Ensure employees properly classified to avoid unpaid overtime class-action suits
Question: I’ve been reading a lot about class-action lawsuits against Canadian employers, particularly when it comes to unpaid overtime. How do class-action lawsuits work and what can employers do to protect themselves from unpaid overtime lawsuits?
Answer: For years, headlines have been drifting across the border trumpeting the success of lawyers in the United States launching class-action lawsuits for unpaid overtime and achieving multimillion-dollar settlements.
It wasn’t long before Canada began compiling its own list of overtime class-action claims. Earlier this year, for the first time, a court certified one of these cases to proceed. (And in August a class action against CN Rail was certified.)
In February, Justice George Strathy of Ontario’s Superior Court issued a decision certifying a class action in the matter of Fulawka v. The Bank of Nova Scotia. The Fulawka decision stands in sharp contrast to the June 2009 decision of Justice Joan Lax, denying certification in the case of Fresco v. The Canadian Imperial Bank of Commerce. Both cases are headed for appeal. Nonetheless, the Fulawka decision has given lawyers for employees substantial encouragement in their efforts to establish a foothold in Canada for this form of collective action.
So how does a class-action lawsuit work? To begin with, a single employee or former employee must feel she has been improperly treated by an employer and serve as a representative plaintiff in the action. Counsel must then define the class of employees who have similar claims, and who would be represented if the class action was allowed to proceed by the court.
A statement of claim is filed describing the complaint and counsel must then bring a motion before the court, with supporting affidavits, to have the action certified to proceed as a class action. If the motion is successful, the plaintiff’s counsel then issues a notice to the class members, in a form approved by the court, advising them of the details of the action and their right to opt out if they choose. If they do not specifically opt out (in Ontario), they become part of the group with individual claims against the employer.

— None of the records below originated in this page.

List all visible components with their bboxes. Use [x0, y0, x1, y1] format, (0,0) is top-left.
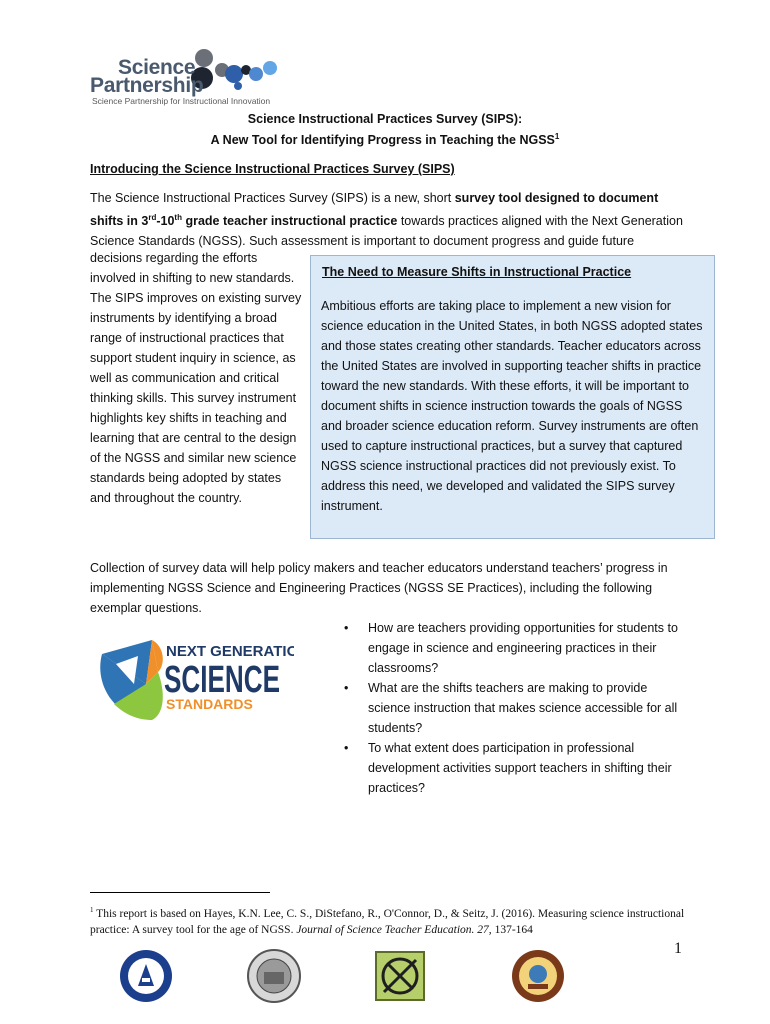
logo-tagline: Science Partnership for Instructional Innovation [92, 96, 271, 106]
question-text: How are teachers providing opportunities for students to engage in science and engineering practices in their classrooms? [368, 621, 678, 675]
bullet-icon: • [344, 681, 349, 695]
title-line-2 [0, 128, 770, 149]
footnote-divider [90, 892, 270, 893]
collection-paragraph: Collection of survey data will help policy makers and teacher educators understand teachers’ progress in implementing NGSS Science and Engineering Practices (NGSS SE Practices), including the following exemplar questions. [90, 561, 668, 615]
logo-word-partnership: Partnership [90, 74, 204, 97]
seal-4-icon [510, 948, 566, 1004]
title-footnote-mark: 1 [554, 132, 560, 141]
footnote [90, 902, 690, 938]
footnote-journal: Journal of Science Teacher Education. 27, [296, 923, 492, 936]
footnote-text: This report is based on Hayes, K.N. Lee, C. S., DiStefano, R., O'Connor, D., & Seitz, J. (2016). Measuring science instructional practice: A survey tool for the age of NGSS. [90, 907, 685, 936]
page-number: 1 [674, 940, 682, 957]
intro-sup-th: th [174, 213, 182, 222]
list-item [338, 618, 688, 678]
measure-shifts-box [310, 255, 715, 539]
ngss-line-3: STANDARDS [166, 696, 253, 712]
bullet-icon: • [344, 741, 349, 755]
list-item [338, 738, 688, 798]
intro-bold-2: -10 [156, 214, 175, 229]
science-partnership-logo [88, 44, 288, 108]
ngss-line-2: SCIENCE [164, 659, 280, 701]
intro-paragraph [90, 188, 690, 251]
box-heading: The Need to Measure Shifts in Instructional Practice [322, 265, 632, 279]
box-body: Ambitious efforts are taking place to implement a new vision for science education in the United States, in both NGSS adopted states and those states creating other standards. Teacher educators across the United States are involved in supporting teacher shifts in practice toward the new standards. With these efforts, it will be important to document shifts in science instruction towards the goals of NGSS and broader science education reform. Survey instruments are often used to capture instructional practices, but a survey that captured NGSS science instructional practices did not previously exist. To address this need, we developed and validated the SIPS survey instrument. [321, 299, 703, 513]
intro-left-column: decisions regarding the efforts involved in shifting to new standards. The SIPS improves on existing survey instruments by identifying a broad range of instructional practices that support student inquiry in science, as well as communication and critical thinking skills. This survey instrument highlights key shifts in teaching and learning that are central to the design of the NGSS and similar new science standards being adopted by states and throughout the country. [90, 251, 302, 505]
intro-sup-rd: rd [148, 213, 157, 222]
bullet-icon: • [344, 621, 349, 635]
ngss-emblem-icon [94, 634, 294, 726]
footnote-mark: 1 [90, 906, 94, 914]
list-item [338, 678, 688, 738]
seal-2-icon [246, 948, 302, 1004]
seal-3-icon [372, 948, 428, 1004]
title-line-1: Science Instructional Practices Survey (SIPS): [247, 112, 523, 126]
seal-1-icon [118, 948, 174, 1004]
intro-heading: Introducing the Science Instructional Practices Survey (SIPS) [90, 162, 455, 176]
intro-bold-1: survey tool designed to document shifts in 3 [90, 191, 659, 229]
logo-word-science: Science [118, 56, 196, 79]
question-list [338, 618, 688, 798]
intro-text-a: The Science Instructional Practices Survey (SIPS) is a new, short [90, 191, 455, 205]
ngss-line-1: NEXT GENERATIO [166, 643, 294, 660]
intro-bold-3: grade teacher instructional practice [181, 214, 398, 229]
question-text: What are the shifts teachers are making to provide science instruction that makes science accessible for all students? [368, 681, 678, 735]
ngss-logo [94, 634, 294, 726]
footnote-pages: 137-164 [491, 923, 533, 936]
title-line-2-text: A New Tool for Identifying Progress in Teaching the NGSS [210, 133, 555, 148]
question-text: To what extent does participation in professional development activities support teachers in shifting their practices? [368, 741, 672, 795]
intro-text-b: towards practices aligned with the Next Generation Science Standards (NGSS). Such assessment is important to document progress and guide future [90, 214, 683, 249]
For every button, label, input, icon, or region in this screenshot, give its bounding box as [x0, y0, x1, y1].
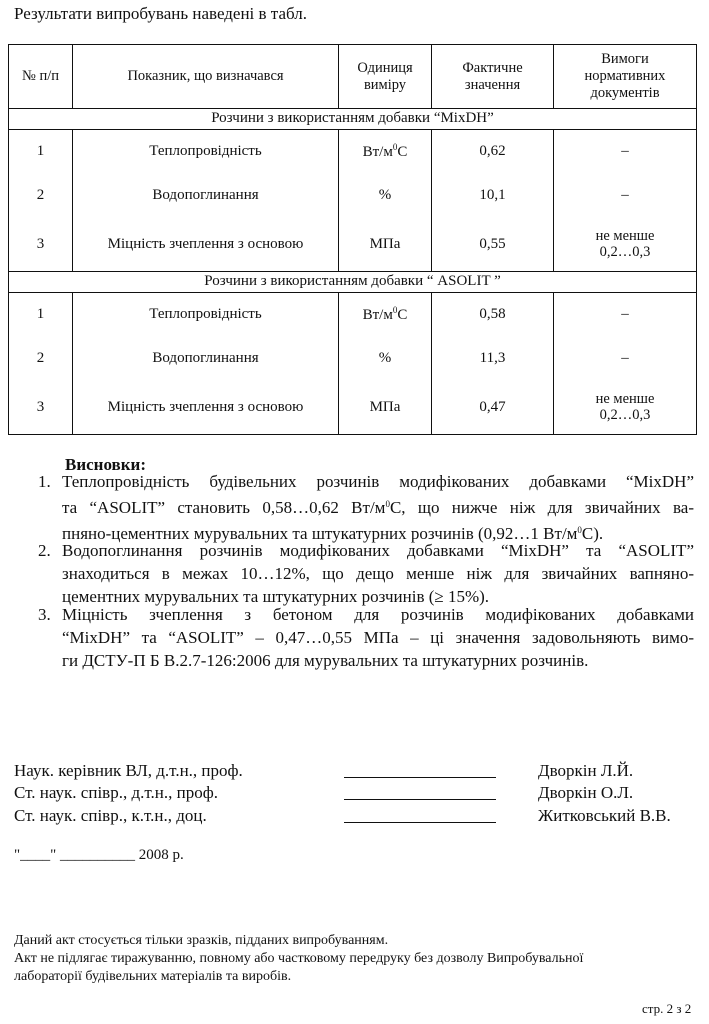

The court considers several issues when deciding if an action should be certified. In particular, it must determine whether the claims raise common issues that will advance the overall claim, and whether a class action is the preferable way to proceed.
So what does this mean for employers? A great deal. Employees are more likely to come forward with a complaint, given the relative anonymity and sharing of legal costs the class action provides. Such actions are also not constrained by the recovery periods stipulated in typical employment standards legislation.
Typically, actions in the U.S. have reached back years and even decades. The claim in Fresco dated back to 1993 and in Fulawka back to 2000. Perhaps more importantly, the Class Proceedings Act allows a court in appropriate cases to dispense with actual proof of loss for individual plaintiffs and, instead, award aggregate damages, to be ultimately dispersed to the class members, on the basis of samplings and statistical evidence. The court in Fulawka granted certification on the basis that case might be found to be an appropriate one for such an assessment of damages. The stakes for employers are enormous.
What steps should an employer take to protect itself? It’s all about limiting exposure. The most fertile ground in the U.S. has been in representing entire classifications of employees misclassified as exempt from overtime payment under the applicable statute, when in fact they were not. So the first step is to understand what types and levels of employees are exempt at law, and review organizational policies to ensure the lines are properly drawn.
Beyond that, employers need to review overtime policies to ensure they at least meet the requirements of the governing legislation. Provisions for the pre-approval of overtime, for example, have been the subject of attack in both the Fresco and Fulawka cases — in the Fulawka case successfully. Additionally, the age of BlackBerrys and home Internet has created the opportunity for 24-7 connectivity to the workplace, and the exposure to unlimited overtime claims that go with it. Employers need to consider carefully what their policy should be in that regard, and ensure it is communicated clearly to employees in writing.